CLIA Responds to CDC’s No-Sail Order
The day after the Centers for Disease Control and Prevention (CDC) extended a no-sail order, the Cruise Lines International Association (CLIA) defended the industry’s reaction to the Covid-19 pandemic and its contributions to the U.S. economy.
“While it’s easy to focus on cruising because of its high profile, the fact is cruising is neither the source or cause of the virus or its spread,” CLIA said in a statement. “What is different about the cruise industry is the very stringent reporting requirements applicable to vessels that do not apply to comparable venues on land where the spread of communicable disease is just as prevalent. It would be a false assumption to connect higher frequency and visibility in reporting to a higher frequency of infection.”
The CDC on April 9 extended its no-sail order for all cruise ships for 100 days or until the Covid-19 pandemic is deemed over.
CLIA said the cruise industry has taken responsibility for protecting public health for more than 50 years, working with the U.S. Centers for Disease Control and Prevention, the Department of Health and Human Services and the U.S. Coast Guard, as well as the World Health Organization and others.
“To this end, in March and April the industry submitted proposals to the White House Coronavirus Task Force that are far reaching in prevention, detection, and care — and, importantly, would be led and funded by the industry,” the CLIA statement said.

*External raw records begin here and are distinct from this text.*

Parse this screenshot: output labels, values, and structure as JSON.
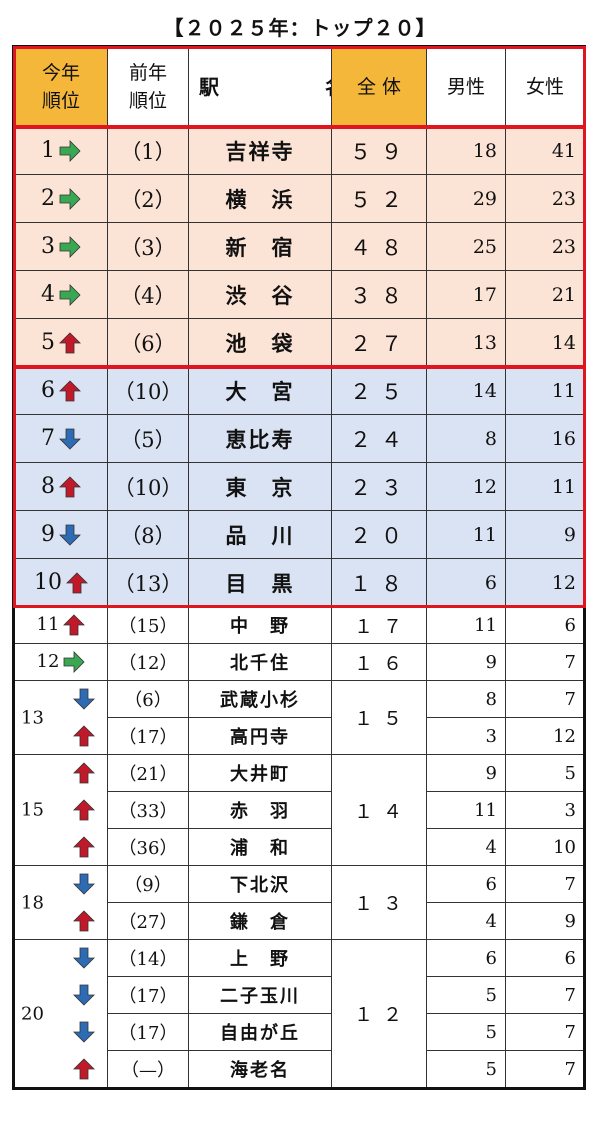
{
  "title": "【２０２５年：トップ２０】",
  "headers": {
    "rank_this": [
      "今年",
      "順位"
    ],
    "rank_prev": [
      "前年",
      "順位"
    ],
    "station": "駅　　名",
    "total": "全 体",
    "male": "男性",
    "female": "女性"
  },
  "colors": {
    "header_highlight": "#f4b73a",
    "pink_band": "#fbe3d6",
    "blue_band": "#dae3f3",
    "red_border": "#e0151f",
    "arrow_up": "#c0192a",
    "arrow_down": "#2e6bb5",
    "arrow_same": "#3aa853"
  },
  "top_rows": [
    {
      "rank": "1",
      "trend": "same",
      "prev": "（1）",
      "station": "吉祥寺",
      "total": "５９",
      "male": "18",
      "female": "41"
    },
    {
      "rank": "2",
      "trend": "same",
      "prev": "（2）",
      "station": "横　浜",
      "total": "５２",
      "male": "29",
      "female": "23"
    },
    {
      "rank": "3",
      "trend": "same",
      "prev": "（3）",
      "station": "新　宿",
      "total": "４８",
      "male": "25",
      "female": "23"
    },
    {
      "rank": "4",
      "trend": "same",
      "prev": "（4）",
      "station": "渋　谷",
      "total": "３８",
      "male": "17",
      "female": "21"
    },
    {
      "rank": "5",
      "trend": "up",
      "prev": "（6）",
      "station": "池　袋",
      "total": "２７",
      "male": "13",
      "female": "14"
    },
    {
      "rank": "6",
      "trend": "up",
      "prev": "（10）",
      "station": "大　宮",
      "total": "２５",
      "male": "14",
      "female": "11"
    },
    {
      "rank": "7",
      "trend": "down",
      "prev": "（5）",
      "station": "恵比寿",
      "total": "２４",
      "male": "8",
      "female": "16"
    },
    {
      "rank": "8",
      "trend": "up",
      "prev": "（10）",
      "station": "東　京",
      "total": "２３",
      "male": "12",
      "female": "11"
    },
    {
      "rank": "9",
      "trend": "down",
      "prev": "（8）",
      "station": "品　川",
      "total": "２０",
      "male": "11",
      "female": "9"
    },
    {
      "rank": "10",
      "trend": "up",
      "prev": "（13）",
      "station": "目　黒",
      "total": "１８",
      "male": "6",
      "female": "12"
    }
  ],
  "rest_groups": [
    {
      "rank": "11",
      "total": "１７",
      "rows": [
        {
          "trend": "up",
          "prev": "（15）",
          "station": "中　野",
          "male": "11",
          "female": "6"
        }
      ]
    },
    {
      "rank": "12",
      "total": "１６",
      "rows": [
        {
          "trend": "same",
          "prev": "（12）",
          "station": "北千住",
          "male": "9",
          "female": "7"
        }
      ]
    },
    {
      "rank": "13",
      "total": "１５",
      "rows": [
        {
          "trend": "down",
          "prev": "（6）",
          "station": "武蔵小杉",
          "male": "8",
          "female": "7"
        },
        {
          "trend": "up",
          "prev": "（17）",
          "station": "高円寺",
          "male": "3",
          "female": "12"
        }
      ]
    },
    {
      "rank": "15",
      "total": "１４",
      "rows": [
        {
          "trend": "up",
          "prev": "（21）",
          "station": "大井町",
          "male": "9",
          "female": "5"
        },
        {
          "trend": "up",
          "prev": "（33）",
          "station": "赤　羽",
          "male": "11",
          "female": "3"
        },
        {
          "trend": "up",
          "prev": "（36）",
          "station": "浦　和",
          "male": "4",
          "female": "10"
        }
      ]
    },
    {
      "rank": "18",
      "total": "１３",
      "rows": [
        {
          "trend": "down",
          "prev": "（9）",
          "station": "下北沢",
          "male": "6",
          "female": "7"
        },
        {
          "trend": "up",
          "prev": "（27）",
          "station": "鎌　倉",
          "male": "4",
          "female": "9"
        }
      ]
    },
    {
      "rank": "20",
      "total": "１２",
      "rows": [
        {
          "trend": "down",
          "prev": "（14）",
          "station": "上　野",
          "male": "6",
          "female": "6"
        },
        {
          "trend": "down",
          "prev": "（17）",
          "station": "二子玉川",
          "male": "5",
          "female": "7"
        },
        {
          "trend": "down",
          "prev": "（17）",
          "station": "自由が丘",
          "male": "5",
          "female": "7"
        },
        {
          "trend": "up",
          "prev": "（—）",
          "station": "海老名",
          "male": "5",
          "female": "7"
        }
      ]
    }
  ]
}
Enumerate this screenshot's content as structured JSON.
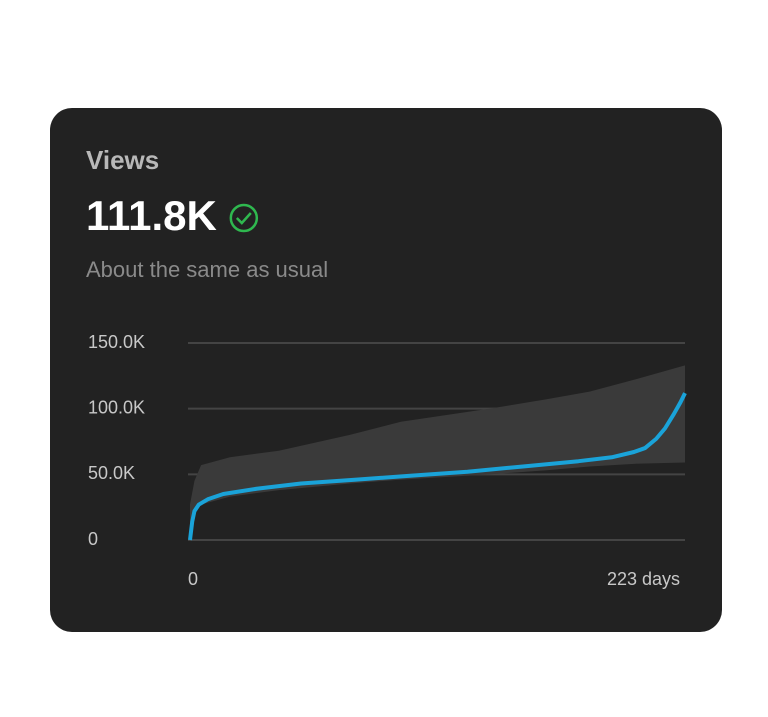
{
  "header": {
    "title": "Views",
    "value": "111.8K",
    "subtitle": "About the same as usual"
  },
  "chart_data": {
    "type": "line",
    "x": [
      0,
      1,
      2,
      4,
      8,
      15,
      30,
      50,
      75,
      100,
      125,
      150,
      175,
      190,
      200,
      205,
      210,
      214,
      218,
      221,
      223
    ],
    "series": [
      {
        "color": "#1aa3d9",
        "values": [
          0,
          14,
          22,
          27,
          31,
          35,
          39,
          43,
          46,
          49,
          52,
          56,
          60,
          63,
          67,
          70,
          77,
          85,
          96,
          105,
          111.8
        ]
      }
    ],
    "band": {
      "color": "#3a3a3a",
      "x": [
        0,
        2,
        5,
        18,
        40,
        72,
        95,
        135,
        160,
        180,
        200,
        223
      ],
      "lower": [
        8,
        20,
        27,
        33,
        38,
        43,
        46,
        50,
        53,
        56,
        58,
        59
      ],
      "upper": [
        27,
        45,
        57,
        63,
        68,
        80,
        90,
        100,
        107,
        113,
        122,
        133
      ]
    },
    "xlim": [
      0,
      223
    ],
    "xticks": [
      0,
      {
        "value": 223,
        "label": "223 days"
      }
    ],
    "ylim": [
      0,
      150
    ],
    "yticks": [
      0,
      {
        "value": 50,
        "label": "50.0K"
      },
      {
        "value": 100,
        "label": "100.0K"
      },
      {
        "value": 150,
        "label": "150.0K"
      }
    ],
    "grid": true
  }
}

It continued: “We are, however, concerned about the unintended consequences the no-sail order issued on April 9 has in singling out the cruise industry, which has been proactive in its escalation of health and sanitation protocols and was one of the first industries to announce a voluntary suspension of operations.”
The suspension of cruise operations is having a ripple effect on the U.S. economy, including transportation, food and beverage, lodging, manufacturing, agriculture, travel agencies and travel agents, plus a broad range of supply chain industries and small businesses.
“Should the suspension of sailing extend well beyond the appropriate time to resume business, the economic impact could be significant given each day of the suspension results in a total economic impact loss of about $92 million and the loss of more than 300 direct and 620 total American jobs,” CLIA said. “Over time the pace of the losses will increase and could result in a total economic impact loss to the United States of $51 billion and 173,000 direct and 343,000 total American jobs if the order were to remain in effect for a year.”